Solanum lycopersicum 'Cherokee Purple' is most commonly called 'Cherokee Purple' Tomato, but it is also known as Cherokee Purple heirloom tomato. The names refer to the same species, so care instructions for 'Cherokee Purple' Tomato apply identically to anything sold as Cherokee Purple heirloom tomato.
How much light does 'cherokee purple' tomato need?
'Cherokee Purple' Tomato grows best in direct sun (at least 4-6 hours). Full sun, a minimum of 6-8 hours of direct light daily; more sun means more sugars and better fruit set.
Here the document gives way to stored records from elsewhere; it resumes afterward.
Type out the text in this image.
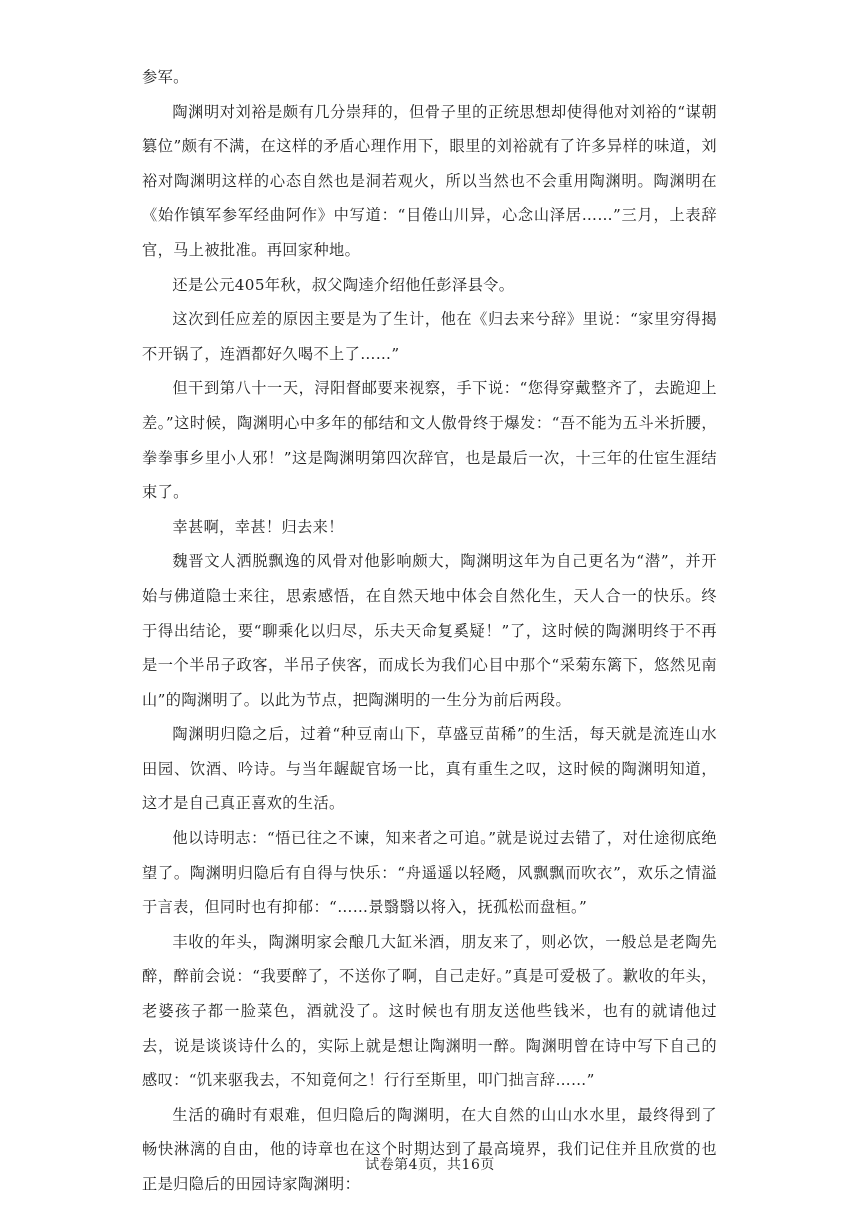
参军。

陶渊明对刘裕是颇有几分崇拜的，但骨子里的正统思想却使得他对刘裕的“谋朝篡位”颇有不满，在这样的矛盾心理作用下，眼里的刘裕就有了许多异样的味道，刘裕对陶渊明这样的心态自然也是洞若观火，所以当然也不会重用陶渊明。陶渊明在《始作镇军参军经曲阿作》中写道：“目倦山川异，心念山泽居……”三月，上表辞官，马上被批准。再回家种地。

还是公元405年秋，叔父陶逵介绍他任彭泽县令。

这次到任应差的原因主要是为了生计，他在《归去来兮辞》里说：“家里穷得揭不开锅了，连酒都好久喝不上了……”

但干到第八十一天，浔阳督邮要来视察，手下说：“您得穿戴整齐了，去跪迎上差。”这时候，陶渊明心中多年的郁结和文人傲骨终于爆发：“吾不能为五斗米折腰，拳拳事乡里小人邪！”这是陶渊明第四次辞官，也是最后一次，十三年的仕宦生涯结束了。

幸甚啊，幸甚！归去来！

魏晋文人洒脱飘逸的风骨对他影响颇大，陶渊明这年为自己更名为“潜”，并开始与佛道隐士来往，思索感悟，在自然天地中体会自然化生，天人合一的快乐。终于得出结论，要“聊乘化以归尽，乐夫天命复奚疑！”了，这时候的陶渊明终于不再是一个半吊子政客，半吊子侠客，而成长为我们心目中那个“采菊东篱下，悠然见南山”的陶渊明了。以此为节点，把陶渊明的一生分为前后两段。

陶渊明归隐之后，过着“种豆南山下，草盛豆苗稀”的生活，每天就是流连山水田园、饮酒、吟诗。与当年龌龊官场一比，真有重生之叹，这时候的陶渊明知道，这才是自己真正喜欢的生活。

他以诗明志：“悟已往之不谏，知来者之可追。”就是说过去错了，对仕途彻底绝望了。陶渊明归隐后有自得与快乐：“舟遥遥以轻飏，风飘飘而吹衣”，欢乐之情溢于言表，但同时也有抑郁：“……景翳翳以将入，抚孤松而盘桓。”

丰收的年头，陶渊明家会酿几大缸米酒，朋友来了，则必饮，一般总是老陶先醉，醉前会说：“我要醉了，不送你了啊，自己走好。”真是可爱极了。歉收的年头，老婆孩子都一脸菜色，酒就没了。这时候也有朋友送他些钱米，也有的就请他过去，说是谈谈诗什么的，实际上就是想让陶渊明一醉。陶渊明曾在诗中写下自己的感叹：“饥来驱我去，不知竟何之！行行至斯里，叩门拙言辞……”

生活的确时有艰难，但归隐后的陶渊明，在大自然的山山水水里，最终得到了畅快淋漓的自由，他的诗章也在这个时期达到了最高境界，我们记住并且欣赏的也正是归隐后的田园诗家陶渊明：

试卷第4页，共16页
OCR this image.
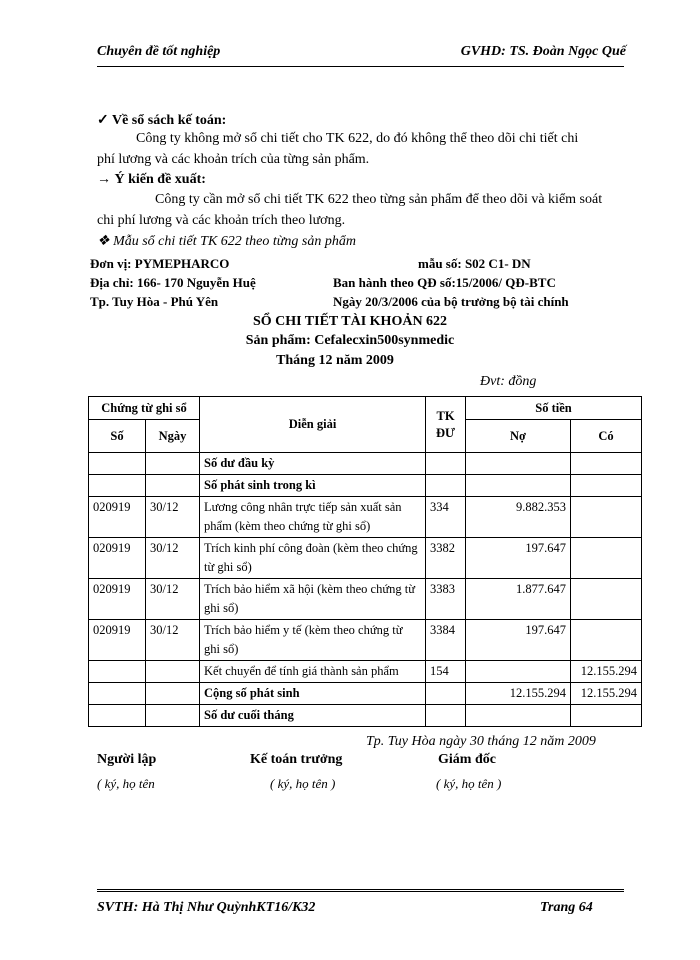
Chuyên đề tốt nghiệp	GVHD: TS. Đoàn Ngọc Quế
✓ Về sổ sách kế toán:
Công ty không mở sổ chi tiết cho TK 622, do đó không thể theo dõi chi tiết chi
phí lương và các khoản trích của từng sản phẩm.
→ Ý kiến đề xuất:
Công ty cần mở sổ chi tiết TK 622 theo từng sản phẩm để theo dõi và kiểm soát
chi phí lương và các khoản trích theo lương.
❖ Mẫu sổ chi tiết TK 622 theo từng sản phẩm
Đơn vị: PYMEPHARCO	mẫu số: S02 C1- DN
Địa chỉ: 166- 170 Nguyễn Huệ	Ban hành theo QĐ số:15/2006/ QĐ-BTC
Tp. Tuy Hòa - Phú Yên	Ngày 20/3/2006 của bộ trưởng bộ tài chính
SỔ CHI TIẾT TÀI KHOẢN 622
Sản phẩm: Cefalecxin500synmedic
Tháng 12 năm 2009
Đvt: đồng
Chứng từ ghi sổ		Diễn giải	TK ĐƯ	Số tiền	
Số	Ngày			Nợ	Có
		Số dư đầu kỳ			
		Số phát sinh trong kì			
020919	30/12	Lương công nhân trực tiếp sản xuất sản phẩm (kèm theo chứng từ ghi sổ)	334	9.882.353	
020919	30/12	Trích kinh phí công đoàn (kèm theo chứng từ ghi sổ)	3382	197.647	
020919	30/12	Trích bảo hiểm xã hội (kèm theo chứng từ ghi sổ)	3383	1.877.647	
020919	30/12	Trích bảo hiểm y tế (kèm theo chứng từ ghi sổ)	3384	197.647	
		Kết chuyển để tính giá thành sản phẩm	154		12.155.294
		Cộng số phát sinh		12.155.294	12.155.294
		Số dư cuối tháng			
Tp. Tuy Hòa ngày 30 tháng 12 năm 2009
Người lập	Kế toán trưởng	Giám đốc
( ký, họ tên	( ký, họ tên )	( ký, họ tên )
SVTH: Hà Thị Như QuỳnhKT16/K32	Trang 64
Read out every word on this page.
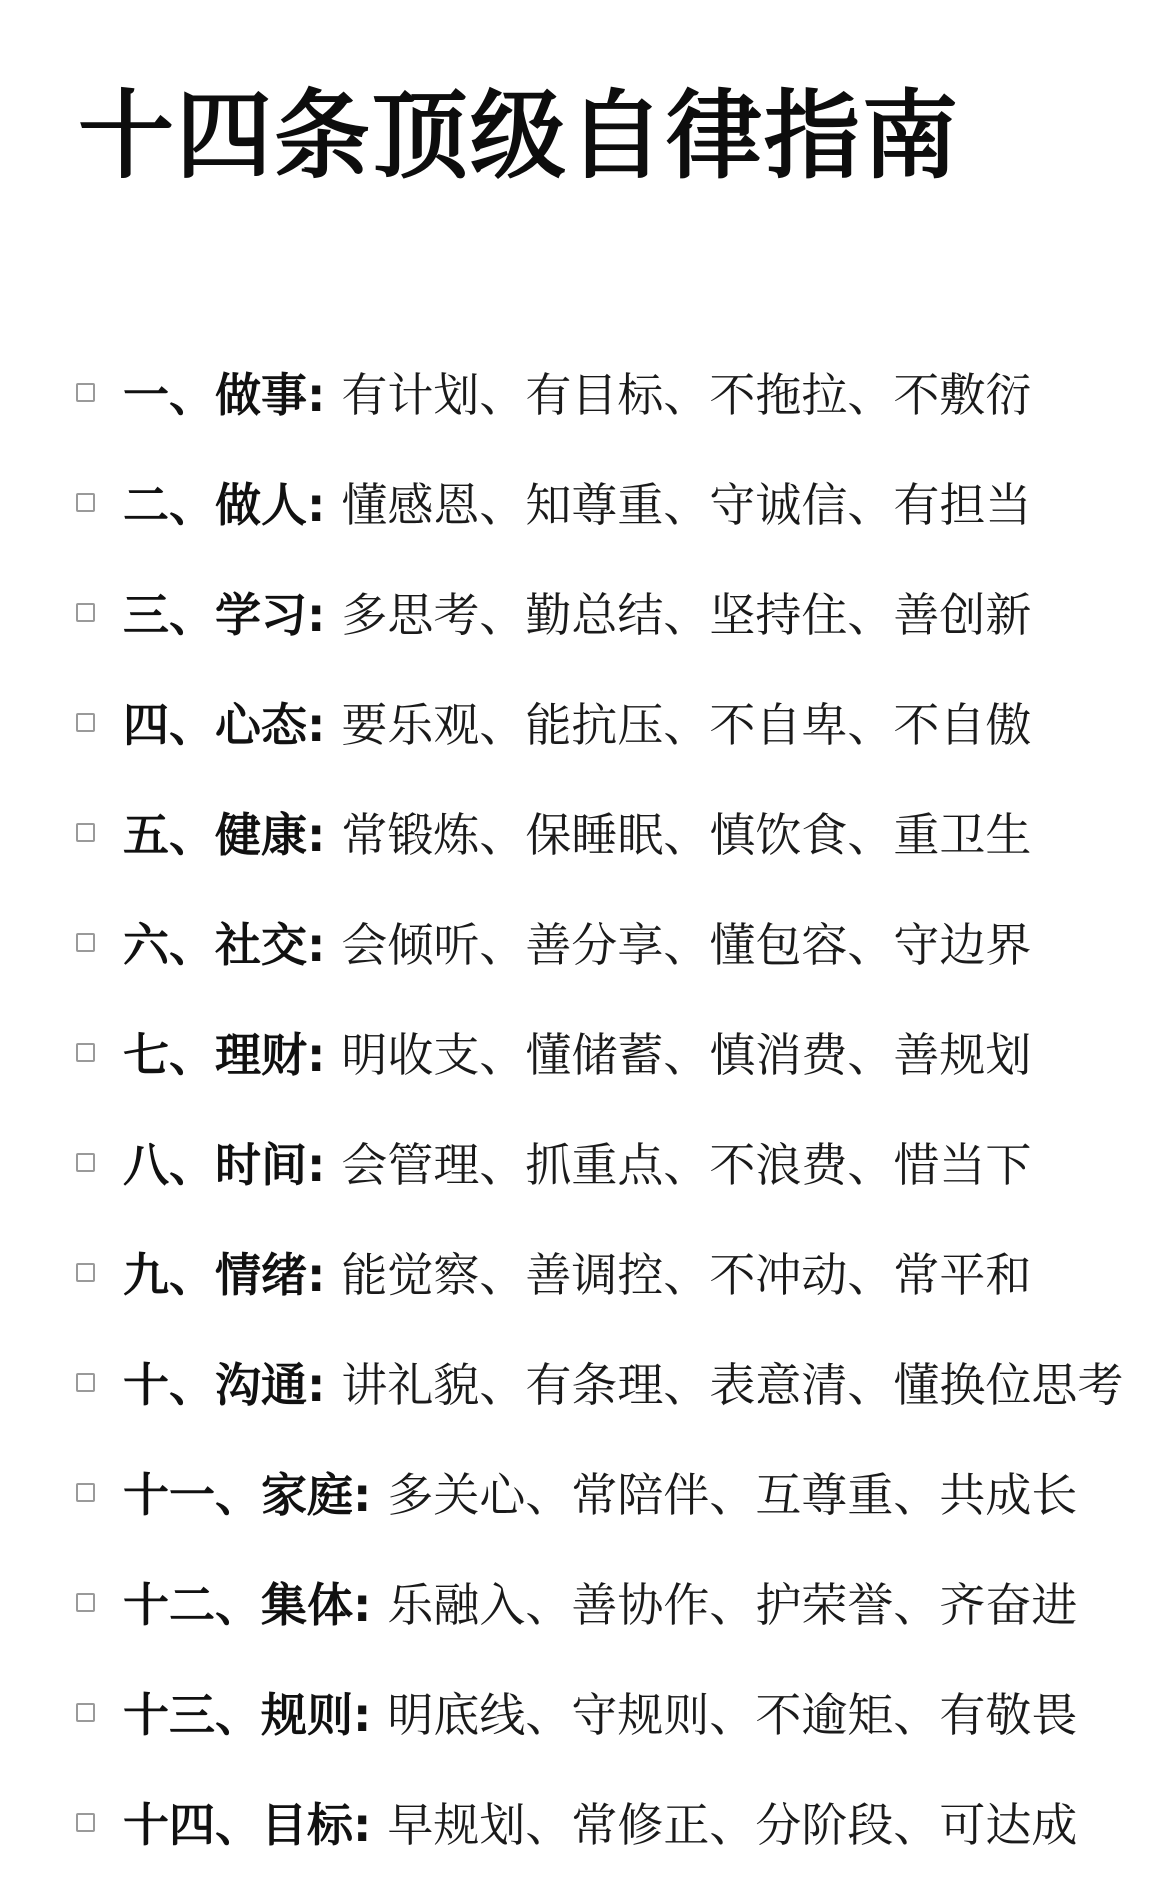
十四条顶级自律指南
一、做事 : 有计划、有目标、不拖拉、不敷衍
二、做人 : 懂感恩、知尊重、守诚信、有担当
三、学习 : 多思考、勤总结、坚持住、善创新
四、心态 : 要乐观、能抗压、不自卑、不自傲
五、健康 : 常锻炼、保睡眠、慎饮食、重卫生
六、社交 : 会倾听、善分享、懂包容、守边界
七、理财 : 明收支、懂储蓄、慎消费、善规划
八、时间 : 会管理、抓重点、不浪费、惜当下
九、情绪 : 能觉察、善调控、不冲动、常平和
十、沟通 : 讲礼貌、有条理、表意清、懂换位思考
十一、家庭 : 多关心、常陪伴、互尊重、共成长
十二、集体 : 乐融入、善协作、护荣誉、齐奋进
十三、规则 : 明底线、守规则、不逾矩、有敬畏
十四、目标 : 早规划、常修正、分阶段、可达成
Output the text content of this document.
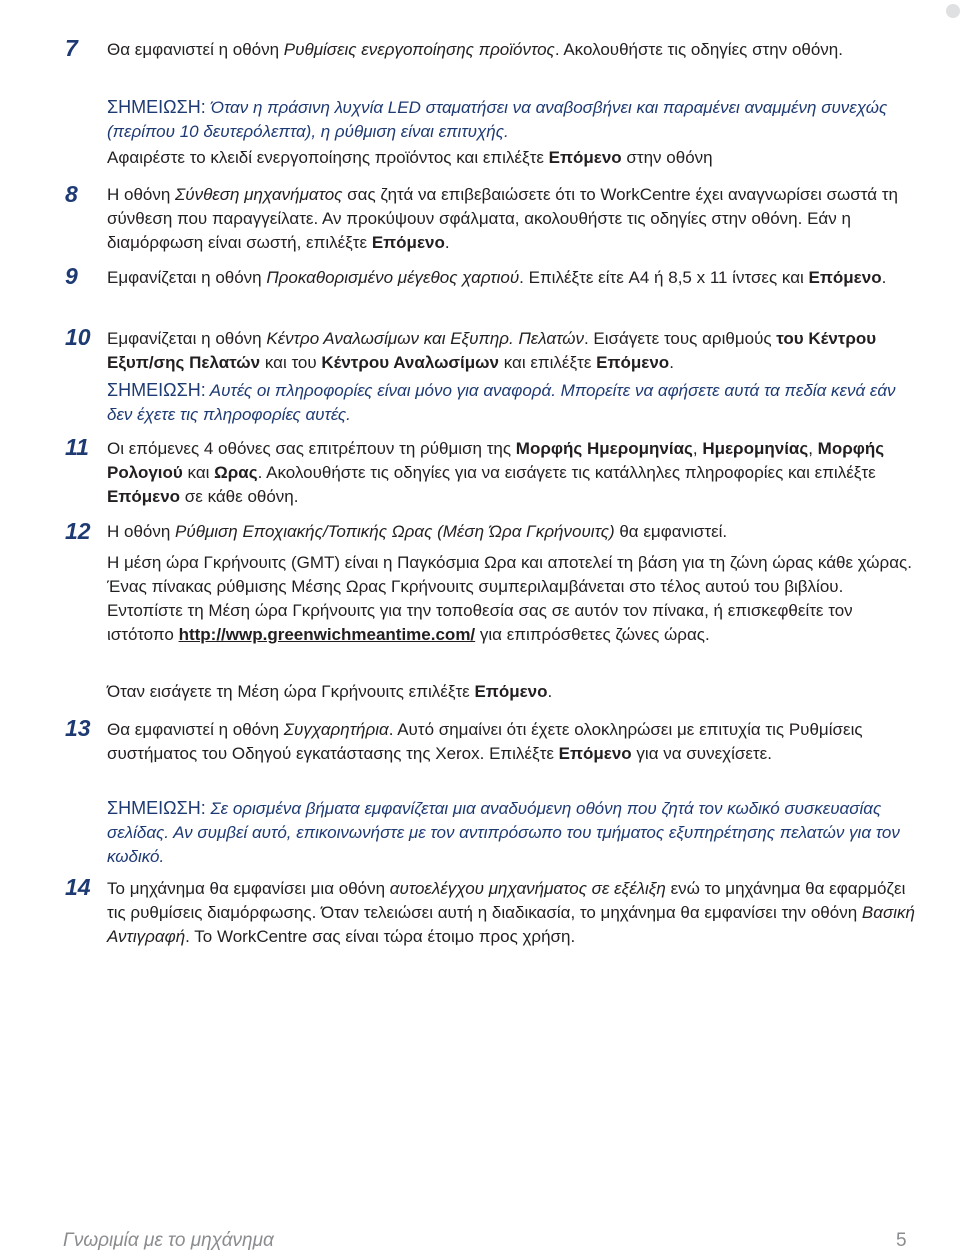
7 Θα εμφανιστεί η οθόνη Ρυθμίσεις ενεργοποίησης προϊόντος. Ακολουθήστε τις οδηγίες στην οθόνη.
ΣΗΜΕΙΩΣΗ: Όταν η πράσινη λυχνία LED σταματήσει να αναβοσβήνει και παραμένει αναμμένη συνεχώς (περίπου 10 δευτερόλεπτα), η ρύθμιση είναι επιτυχής.
Αφαιρέστε το κλειδί ενεργοποίησης προϊόντος και επιλέξτε Επόμενο στην οθόνη
8 Η οθόνη Σύνθεση μηχανήματος σας ζητά να επιβεβαιώσετε ότι το WorkCentre έχει αναγνωρίσει σωστά τη σύνθεση που παραγγείλατε. Αν προκύψουν σφάλματα, ακολουθήστε τις οδηγίες στην οθόνη. Εάν η διαμόρφωση είναι σωστή, επιλέξτε Επόμενο.
9 Εμφανίζεται η οθόνη Προκαθορισμένο μέγεθος χαρτιού. Επιλέξτε είτε A4 ή 8,5 x 11 ίντσες και Επόμενο.
10 Εμφανίζεται η οθόνη Κέντρο Αναλωσίμων και Εξυπηρ. Πελατών. Εισάγετε τους αριθμούς του Κέντρου Εξυπ/σης Πελατών και του Κέντρου Αναλωσίμων και επιλέξτε Επόμενο.
ΣΗΜΕΙΩΣΗ: Αυτές οι πληροφορίες είναι μόνο για αναφορά. Μπορείτε να αφήσετε αυτά τα πεδία κενά εάν δεν έχετε τις πληροφορίες αυτές.
11 Οι επόμενες 4 οθόνες σας επιτρέπουν τη ρύθμιση της Μορφής Ημερομηνίας, Ημερομηνίας, Μορφής Ρολογιού και Ωρας. Ακολουθήστε τις οδηγίες για να εισάγετε τις κατάλληλες πληροφορίες και επιλέξτε Επόμενο σε κάθε οθόνη.
12 Η οθόνη Ρύθμιση Εποχιακής/Τοπικής Ωρας (Μέση Ώρα Γκρήνουιτς) θα εμφανιστεί.
Η μέση ώρα Γκρήνουιτς (GMT) είναι η Παγκόσμια Ωρα και αποτελεί τη βάση για τη ζώνη ώρας κάθε χώρας. Ένας πίνακας ρύθμισης Μέσης Ωρας Γκρήνουιτς συμπεριλαμβάνεται στο τέλος αυτού του βιβλίου. Εντοπίστε τη Μέση ώρα Γκρήνουιτς για την τοποθεσία σας σε αυτόν τον πίνακα, ή επισκεφθείτε τον ιστότοπο http://wwp.greenwichmeantime.com/ για επιπρόσθετες ζώνες ώρας.
Όταν εισάγετε τη Μέση ώρα Γκρήνουιτς επιλέξτε Επόμενο.
13 Θα εμφανιστεί η οθόνη Συγχαρητήρια. Αυτό σημαίνει ότι έχετε ολοκληρώσει με επιτυχία τις Ρυθμίσεις συστήματος του Οδηγού εγκατάστασης της Xerox. Επιλέξτε Επόμενο για να συνεχίσετε.
ΣΗΜΕΙΩΣΗ: Σε ορισμένα βήματα εμφανίζεται μια αναδυόμενη οθόνη που ζητά τον κωδικό συσκευασίας σελίδας. Αν συμβεί αυτό, επικοινωνήστε με τον αντιπρόσωπο του τμήματος εξυπηρέτησης πελατών για τον κωδικό.
14 Το μηχάνημα θα εμφανίσει μια οθόνη αυτοελέγχου μηχανήματος σε εξέλιξη ενώ το μηχάνημα θα εφαρμόζει τις ρυθμίσεις διαμόρφωσης. Όταν τελειώσει αυτή η διαδικασία, το μηχάνημα θα εμφανίσει την οθόνη Βασική Αντιγραφή. Το WorkCentre σας είναι τώρα έτοιμο προς χρήση.
Γνωριμία με το μηχάνημα	5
Insufficient light gives leggy plants and poor yields.
How often should I water 'cherokee purple' tomato?
Water 'cherokee purple' tomato deeply 2-3 times a week, keeping soil evenly moist; daily for containers in heat. Consistent watering is critical: erratic moisture causes blossom-end rot and cracking. Water at the base, not the foliage, and mulch to stabilise soil moisture. The finger-test (or lifting the pot to feel its weight) beats a fixed weekly calendar because pot size, light, and season all change how fast the soil dries.
Is 'cherokee purple' tomato toxic to cats and dogs?
'Cherokee Purple' Tomato is toxic to pets. Tomato (Solanum lycopersicum) is listed by the ASPCA as toxic to cats and dogs. The green leaves, stems, and unripe fruit contain solanine and related glycoalkaloids; ingestion can cause drooling, vomiting, diarrhoea, drowsiness, weakness, and dilated pupils. The ripe red/purple fruit is the safe, edible part for people.
What USDA hardiness zone does 'cherokee purple' tomato grow in?
'Cherokee Purple' Tomato is rated for USDA zone Grown as a warm-season annual in zones 3-11; needs frost-free conditions and RHS hardiness H1c. Outside that range, grow it as a container plant that overwinters indoors before the first hard frost.
'Cherokee Purple' Tomato deep-dive guides
Every aspect of 'cherokee purple' tomato care, each with its own calibrated guide:
- 'Cherokee Purple' Tomato watering schedule
- 'Cherokee Purple' Tomato light requirements
- Best soil mix for 'cherokee purple' tomato
- 'Cherokee Purple' Tomato fertilizing guide
- When to repot 'cherokee purple' tomato
- How to propagate 'cherokee purple' tomato
- 'Cherokee Purple' Tomato growth rate & size
- 'Cherokee Purple' Tomato cold hardiness
- 'Cherokee Purple' Tomato temperature & humidity
- Is 'cherokee purple' tomato toxic to cats & dogs?
- Is 'cherokee purple' tomato toxic to cats?
- Is 'cherokee purple' tomato toxic to dogs?
Related guides
'Cherokee Purple' Tomato is also commonly called Cherokee Purple heirloom tomato.